Тетка выбросила шприц в ведро под раковиной, закурила новую сигарету.
– Грыничкин тебя затопил, – отвечает соседка, дымя мне в лицо сверху вниз. – И укусил тоже он.
– Что? – не понимаю я.
– Так мы его зовем. Его наш покойный Федор Палыч Грыничкин обнаружил лет пять назад. Он учителем биологии в школе работал. Его эта тварь укусила, а через пару недель он умер в страшных мучениях. Я сама видела, как у него кожа пузырилась, а потом вытекал зеленый гной. Ладно хоть перед смертью предупредил нас, чем от укусов зверя колоться надо.
– И как это выглядит?
– Отвратно. Как будто человек гниет заживо от какой-то экзотической заразы.
– Нет, я про существо.
Голубые глаза тетки буравили меня взглядом.
– Маленький,– отвечает она нехотя, – не выше колен. Похож на обезьянку с голой мордой. И челюсть у него выступает вперед, как у пса дворового.
От её слов спина у меня взмокла. Тетка увидела мою тщедушную бледность и улыбнулась.
–Не бойся, с уколом тебе ничего не будет. Наверное. Но лучше убирайся отсюда, потому как людей новых дом не терпит.
– Вы о доме, как о живом существе, – усмехаюсь я. – Видать правду про призраков брешут. Да что мне ваш дом сделать сможет?
– Лучше тебе не знать, – мощная грудь тетки вздулась на глубоком затяге. – Но если решил остаться, послушай моего совета.
– Я весь внимание, – говорю, а сам все пытаюсь от дыма отмахнуться.
– С Грыничкиным не шути, – продолжает серьезно соседка. – Я сейчас дам тебе варенья в банке. Отливай ему в блюдце и ставь на ночь в угол. Если продержишься ночь, то может и выиграешь спор с другом.

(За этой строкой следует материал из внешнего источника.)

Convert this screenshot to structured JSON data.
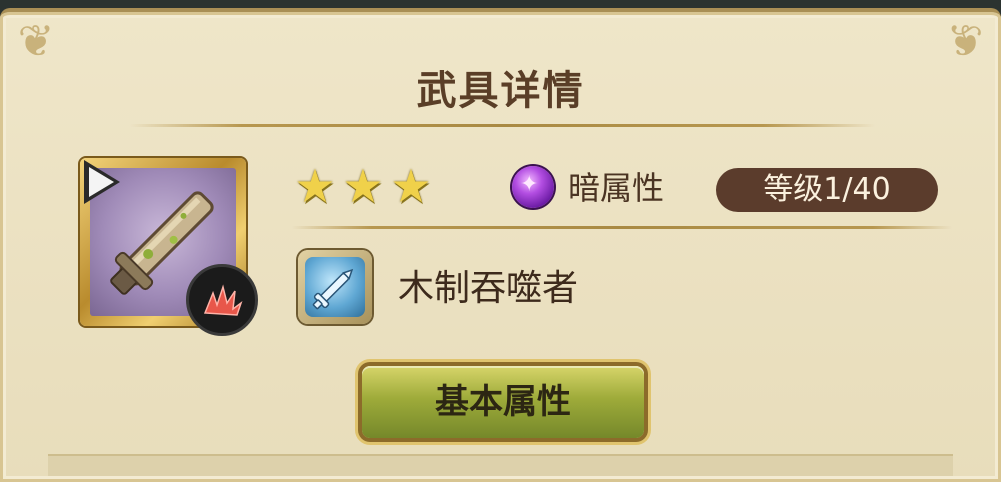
{
  "header": {
    "title": "武具详情"
  },
  "weapon": {
    "icon": "wooden-sword-icon",
    "rarity_stars": 3,
    "star_glyph": "★",
    "attribute": {
      "label": "暗属性",
      "icon": "dark-orb-icon",
      "glyph": "✦",
      "color": "#a03fd6"
    },
    "level": "等级1/40",
    "type_icon": "sword-type-icon",
    "name": "木制吞噬者",
    "skill_icon": "burst-skill-icon"
  },
  "actions": {
    "basic_stats_label": "基本属性"
  },
  "colors": {
    "panel_bg": "#ece2c3",
    "title_text": "#5a3e27",
    "level_pill_bg": "#5b3c2c",
    "button_green": "#9eab3a"
  }
}
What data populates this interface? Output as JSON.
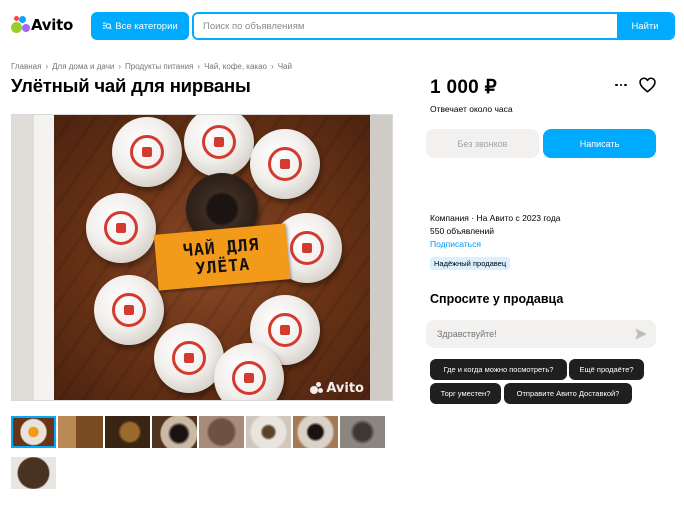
{
  "header": {
    "logo_text": "Avito",
    "categories_button": "Все категории",
    "search_placeholder": "Поиск по объявлениям",
    "search_button": "Найти"
  },
  "breadcrumb": [
    "Главная",
    "Для дома и дачи",
    "Продукты питания",
    "Чай, кофе, какао",
    "Чай"
  ],
  "listing": {
    "title": "Улётный чай для нирваны",
    "image_banner_line1": "ЧАЙ ДЛЯ",
    "image_banner_line2": "УЛЁТА",
    "image_watermark": "Avito",
    "thumbnail_count": 9
  },
  "sidebar": {
    "price": "1 000 ₽",
    "response_time": "Отвечает около часа",
    "no_calls_button": "Без звонков",
    "write_button": "Написать",
    "seller_line": "Компания · На Авито с 2023 года",
    "listings_count": "550 объявлений",
    "subscribe_link": "Подписаться",
    "badge": "Надёжный продавец",
    "ask_title": "Спросите у продавца",
    "ask_placeholder": "Здравствуйте!",
    "quick_questions": [
      "Где и когда можно посмотреть?",
      "Ещё продаёте?",
      "Торг уместен?",
      "Отправите Авито Доставкой?"
    ]
  },
  "colors": {
    "accent": "#00aaff",
    "link": "#0099f7",
    "chip_bg": "#1f1f1f",
    "banner": "#f39a1a",
    "logo_green": "#97cf26",
    "logo_blue": "#0aa7ff",
    "logo_red": "#ff4053",
    "logo_purple": "#a169f7"
  },
  "icons": [
    "avito-logo-icon",
    "search-icon",
    "more-icon",
    "heart-icon",
    "send-icon"
  ]
}
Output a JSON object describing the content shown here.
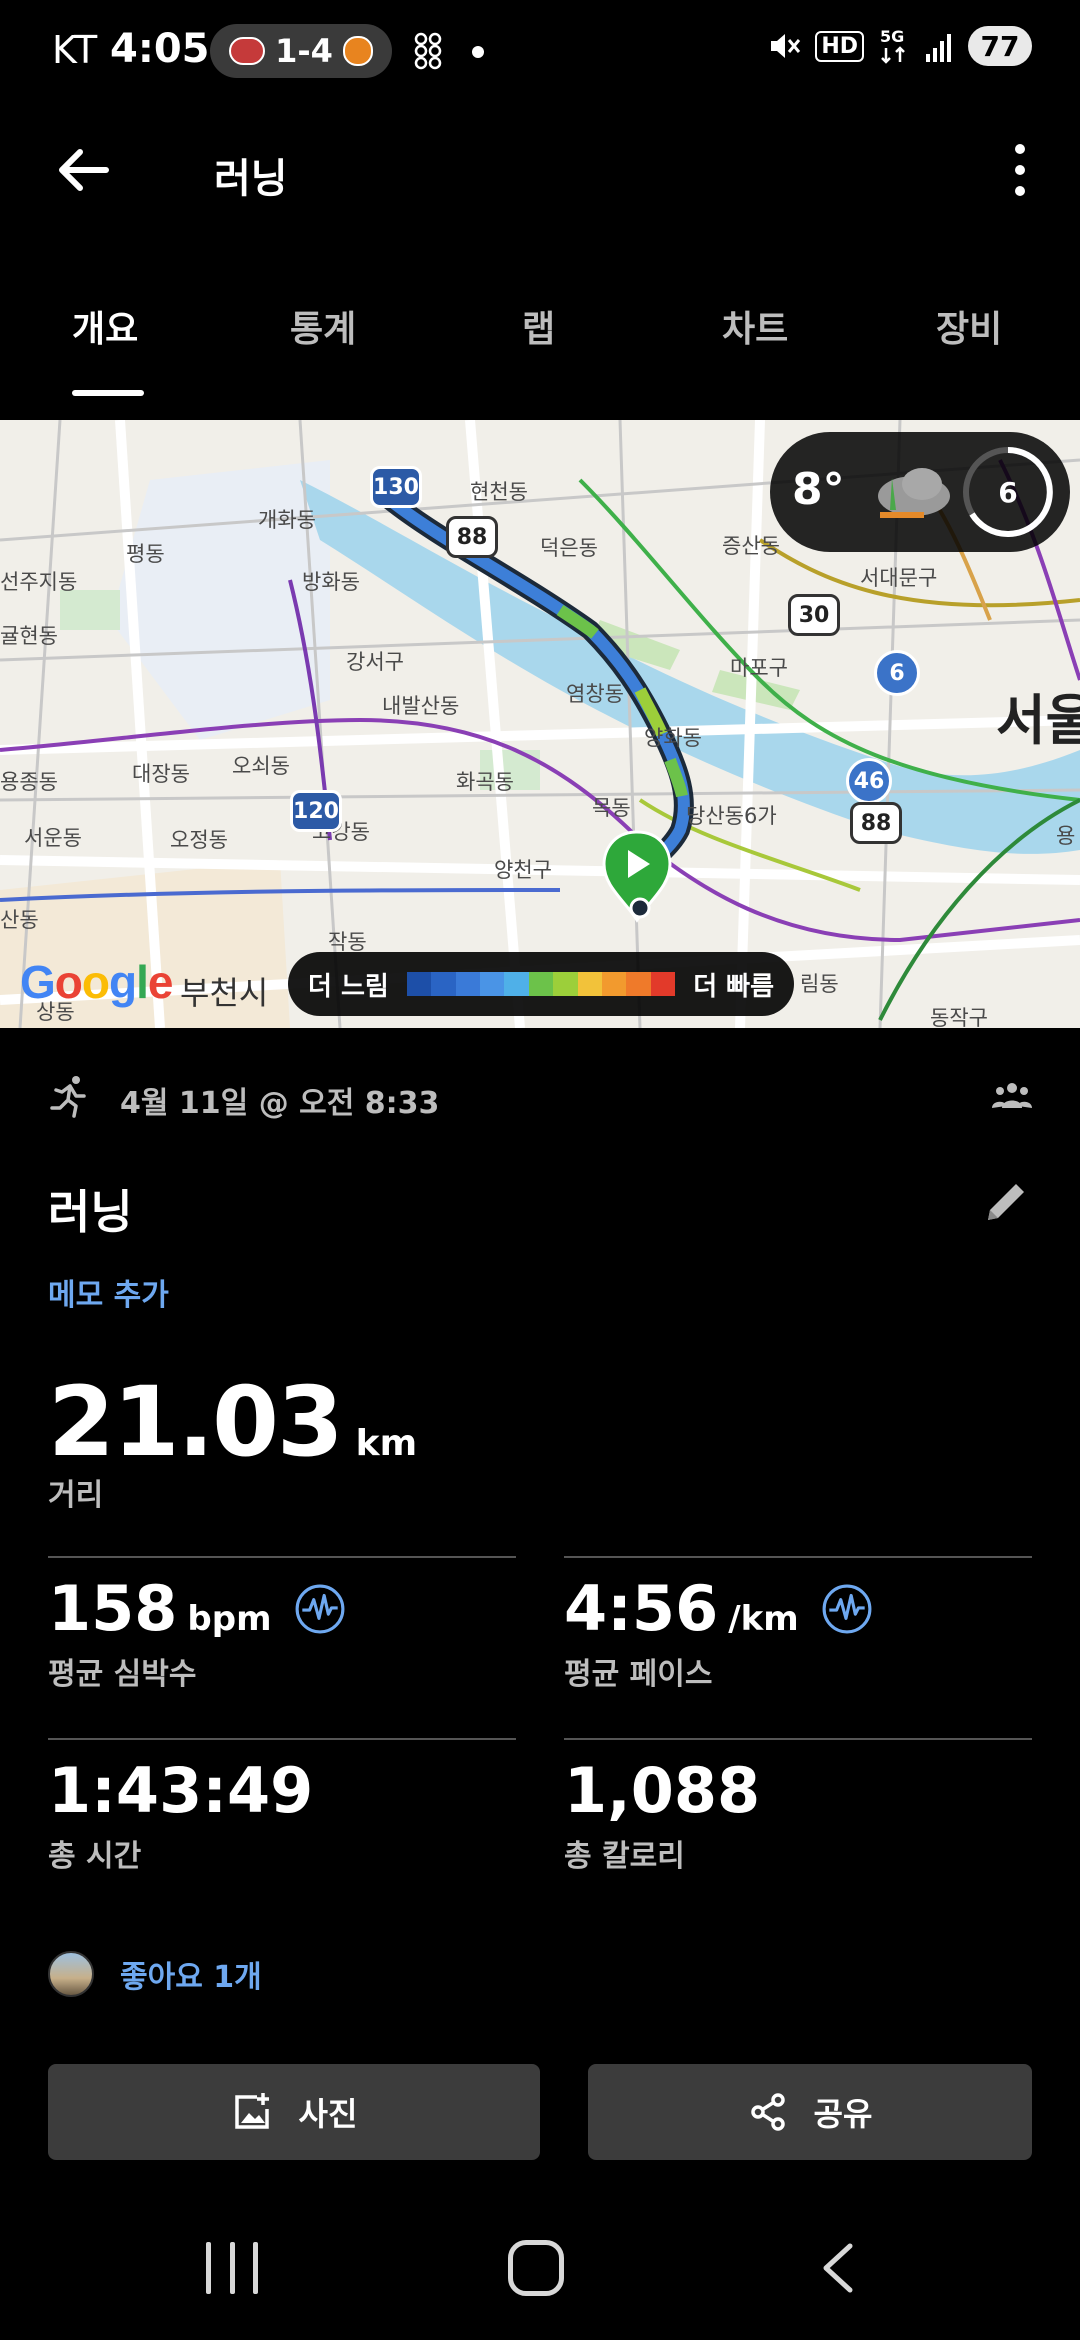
{
  "status_bar": {
    "carrier": "KT",
    "time": "4:05",
    "score": "1-4",
    "battery": "77"
  },
  "app_bar": {
    "title": "러닝"
  },
  "tabs": [
    {
      "label": "개요",
      "active": true
    },
    {
      "label": "통계",
      "active": false
    },
    {
      "label": "랩",
      "active": false
    },
    {
      "label": "차트",
      "active": false
    },
    {
      "label": "장비",
      "active": false
    }
  ],
  "map": {
    "weather": {
      "temperature": "8°",
      "uv_index": "6"
    },
    "labels": {
      "l1": "현천동",
      "l2": "개화동",
      "l3": "덕은동",
      "l4": "증산동",
      "l5": "평동",
      "l6": "방화동",
      "l7": "선주지동",
      "l8": "서대문구",
      "l9": "귤현동",
      "l10": "강서구",
      "l11": "마포구",
      "l12": "내발산동",
      "l13": "염창동",
      "l14": "서울",
      "l15": "대장동",
      "l16": "오쇠동",
      "l17": "양화동",
      "l18": "용종동",
      "l19": "화곡동",
      "l20": "목동",
      "l21": "당산동6가",
      "l22": "서운동",
      "l23": "오정동",
      "l24": "고강동",
      "l25": "양천구",
      "l26": "산동",
      "l27": "작동",
      "l28": "부천시",
      "l29": "상동",
      "l30": "림동",
      "l31": "동작구",
      "l32": "용"
    },
    "shields": {
      "s130": "130",
      "s88a": "88",
      "s30": "30",
      "s6": "6",
      "s46": "46",
      "s120": "120",
      "s88b": "88"
    },
    "attribution": {
      "g1": "G",
      "g2": "o",
      "g3": "o",
      "g4": "g",
      "g5": "l",
      "g6": "e"
    },
    "legend": {
      "slow_label": "더 느림",
      "fast_label": "더 빠름",
      "colors": [
        "#1d4fa8",
        "#2a64c4",
        "#3a7ad8",
        "#4a94e6",
        "#4fb0e8",
        "#6cc24a",
        "#9ccf3a",
        "#f2c23a",
        "#f29a2e",
        "#ef7a2a",
        "#e23a2a"
      ]
    },
    "route_colors": {
      "primary": "#3d7fd8",
      "fast": "#6cc24a",
      "start": "#2ea83a"
    }
  },
  "activity": {
    "date": "4월 11일 @ 오전 8:33",
    "title": "러닝",
    "memo_link": "메모 추가",
    "distance": {
      "value": "21.03",
      "unit": "km",
      "label": "거리"
    },
    "heart_rate": {
      "value": "158",
      "unit": "bpm",
      "label": "평균 심박수"
    },
    "pace": {
      "value": "4:56",
      "unit": "/km",
      "label": "평균 페이스"
    },
    "total_time": {
      "value": "1:43:49",
      "label": "총 시간"
    },
    "calories": {
      "value": "1,088",
      "label": "총 칼로리"
    },
    "likes": "좋아요 1개"
  },
  "actions": {
    "photo_label": "사진",
    "share_label": "공유"
  },
  "accent_color": "#6ea8f0"
}
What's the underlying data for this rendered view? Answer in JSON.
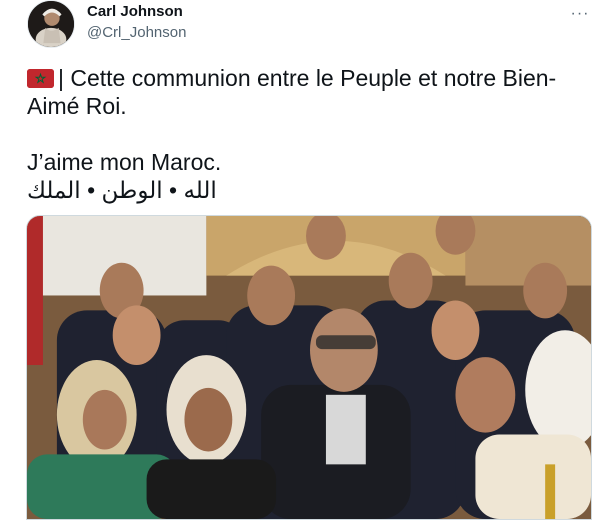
{
  "author": {
    "display_name": "Carl Johnson",
    "handle": "@Crl_Johnson",
    "avatar_icon": "profile-avatar"
  },
  "more_menu": {
    "label": "···",
    "icon": "more-horizontal-icon"
  },
  "tweet": {
    "flag_icon": "morocco-flag-icon",
    "line1_text": "| Cette communion entre le Peuple et notre Bien-",
    "line2_text": "Aimé Roi.",
    "line3_text": "J’aime mon Maroc.",
    "line4_text": "الله • الوطن • الملك"
  },
  "media": {
    "kind": "photo"
  },
  "colors": {
    "text_primary": "#0f1419",
    "text_secondary": "#536471",
    "border": "#cfd9de",
    "flag_red": "#c1272d",
    "flag_green": "#006233"
  }
}
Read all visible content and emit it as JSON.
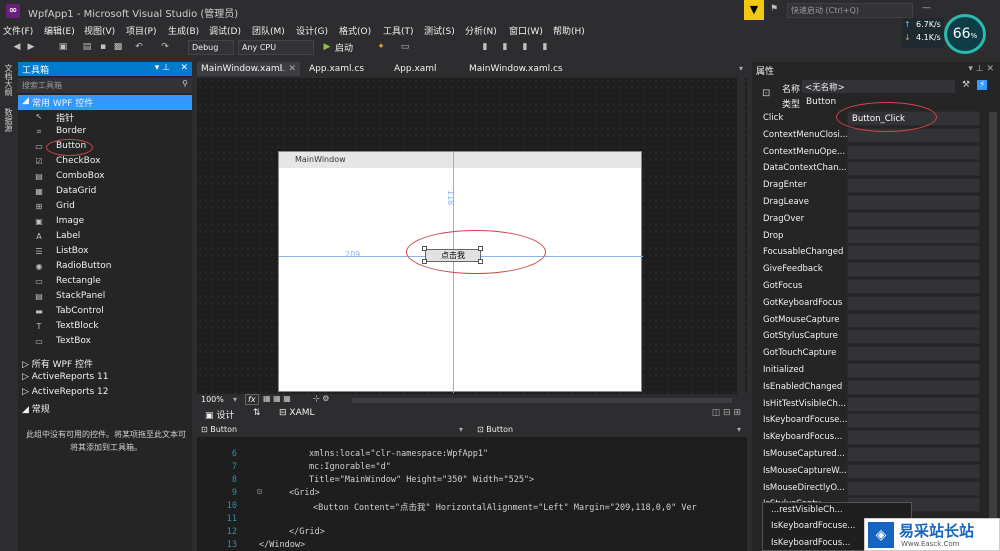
{
  "window": {
    "title": "WpfApp1 - Microsoft Visual Studio (管理员)"
  },
  "menu": [
    "文件(F)",
    "编辑(E)",
    "视图(V)",
    "项目(P)",
    "生成(B)",
    "调试(D)",
    "团队(M)",
    "设计(G)",
    "格式(O)",
    "工具(T)",
    "测试(S)",
    "分析(N)",
    "窗口(W)",
    "帮助(H)"
  ],
  "toolbar": {
    "config": "Debug",
    "platform": "Any CPU",
    "start_label": "启动"
  },
  "quick_launch": {
    "placeholder": "快速启动 (Ctrl+Q)"
  },
  "netmon": {
    "up": "6.7K/s",
    "down": "4.1K/s",
    "percent": "66"
  },
  "side_tabs": [
    "文档大纲",
    "数据源"
  ],
  "toolbox": {
    "title": "工具箱",
    "search_placeholder": "搜索工具箱",
    "group": "常用 WPF 控件",
    "items": [
      "指针",
      "Border",
      "Button",
      "CheckBox",
      "ComboBox",
      "DataGrid",
      "Grid",
      "Image",
      "Label",
      "ListBox",
      "RadioButton",
      "Rectangle",
      "StackPanel",
      "TabControl",
      "TextBlock",
      "TextBox"
    ],
    "other_groups": [
      "所有 WPF 控件",
      "ActiveReports 11",
      "ActiveReports 12",
      "常规"
    ],
    "empty_message": "此组中没有可用的控件。将某项拖至此文本可将其添加到工具箱。"
  },
  "doc_tabs": [
    "MainWindow.xaml",
    "App.xaml.cs",
    "App.xaml",
    "MainWindow.xaml.cs"
  ],
  "designer": {
    "window_title": "MainWindow",
    "button_text": "点击我",
    "margin_left": "209",
    "margin_top": "118",
    "zoom": "100%",
    "fx_label": "fx"
  },
  "view_tabs": {
    "design": "设计",
    "swap": "⇅",
    "xaml": "XAML"
  },
  "scope": {
    "left": "Button",
    "right": "Button"
  },
  "code_lines": [
    {
      "n": "6",
      "t": "xmlns:local=\"clr-namespace:WpfApp1\""
    },
    {
      "n": "7",
      "t": "mc:Ignorable=\"d\""
    },
    {
      "n": "8",
      "t": "Title=\"MainWindow\" Height=\"350\" Width=\"525\">"
    },
    {
      "n": "9",
      "t": "<Grid>"
    },
    {
      "n": "10",
      "t": "<Button Content=\"点击我\" HorizontalAlignment=\"Left\" Margin=\"209,118,0,0\" Ver"
    },
    {
      "n": "11",
      "t": ""
    },
    {
      "n": "12",
      "t": "</Grid>"
    },
    {
      "n": "13",
      "t": "</Window>"
    }
  ],
  "properties": {
    "title": "属性",
    "name_label": "名称",
    "name_value": "<无名称>",
    "type_label": "类型",
    "type_value": "Button",
    "events": [
      {
        "name": "Click",
        "value": "Button_Click"
      },
      {
        "name": "ContextMenuClosi...",
        "value": ""
      },
      {
        "name": "ContextMenuOpe...",
        "value": ""
      },
      {
        "name": "DataContextChan...",
        "value": ""
      },
      {
        "name": "DragEnter",
        "value": ""
      },
      {
        "name": "DragLeave",
        "value": ""
      },
      {
        "name": "DragOver",
        "value": ""
      },
      {
        "name": "Drop",
        "value": ""
      },
      {
        "name": "FocusableChanged",
        "value": ""
      },
      {
        "name": "GiveFeedback",
        "value": ""
      },
      {
        "name": "GotFocus",
        "value": ""
      },
      {
        "name": "GotKeyboardFocus",
        "value": ""
      },
      {
        "name": "GotMouseCapture",
        "value": ""
      },
      {
        "name": "GotStylusCapture",
        "value": ""
      },
      {
        "name": "GotTouchCapture",
        "value": ""
      },
      {
        "name": "Initialized",
        "value": ""
      },
      {
        "name": "IsEnabledChanged",
        "value": ""
      },
      {
        "name": "IsHitTestVisibleCh...",
        "value": ""
      },
      {
        "name": "IsKeyboardFocuse...",
        "value": ""
      },
      {
        "name": "IsKeyboardFocus...",
        "value": ""
      },
      {
        "name": "IsMouseCaptured...",
        "value": ""
      },
      {
        "name": "IsMouseCaptureW...",
        "value": ""
      },
      {
        "name": "IsMouseDirectlyO...",
        "value": ""
      },
      {
        "name": "IsStylusCaptu...",
        "value": ""
      }
    ],
    "tooltip_lines": [
      "...restVisibleCh...",
      "IsKeyboardFocuse...",
      "IsKeyboardFocus..."
    ]
  },
  "watermark": {
    "text": "易采站长站",
    "sub": "Www.Easck.Com"
  }
}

Я поблагодарил за совет, прошел с ней на кухню, где на плите в огромном тазу булькало земляничное варенье. Тетка набрала половником двухлитровую банку, обмотала тряпкой, чтобы не обжечься и вручила мне.
– Спасибо, – говорю. – Вы очень добры.
– Ладно, сосед – отвечает. – Хватит тебе выкать. Зови меня Серафима. Не знаю, что ты за фрукт, но на репортера вроде не похож. А теперь иди домой, у меня еще без тебя дел не переделать.
Она проводила меня до прихожей, снова открыла всю эту кучу замков. За открытой дверью темнота вновь разинула пасть. Но прежде, чем выйти, я задержался еще на секунду.
– Извините, – говорю, – а что это за женщина внизу?
– А что она тебе сделала? – с настороженной заминкой спрашивает Серафима.
– Ничего, – пожимаю плечами, – просто она, кажется, плачет.
Мой ответ сразу снял напряжение с лица халатной соседки.
– Ольга бедовая это, – махнула она рукой, словно речь шла о собачонке. – Библиотекарша. Она вечно плачет. Не обращай внимания. Покойной ночи. Сосед.
Как только я вышел, дверь за мной резко закрылась. Послышался скрежет запираемых замков.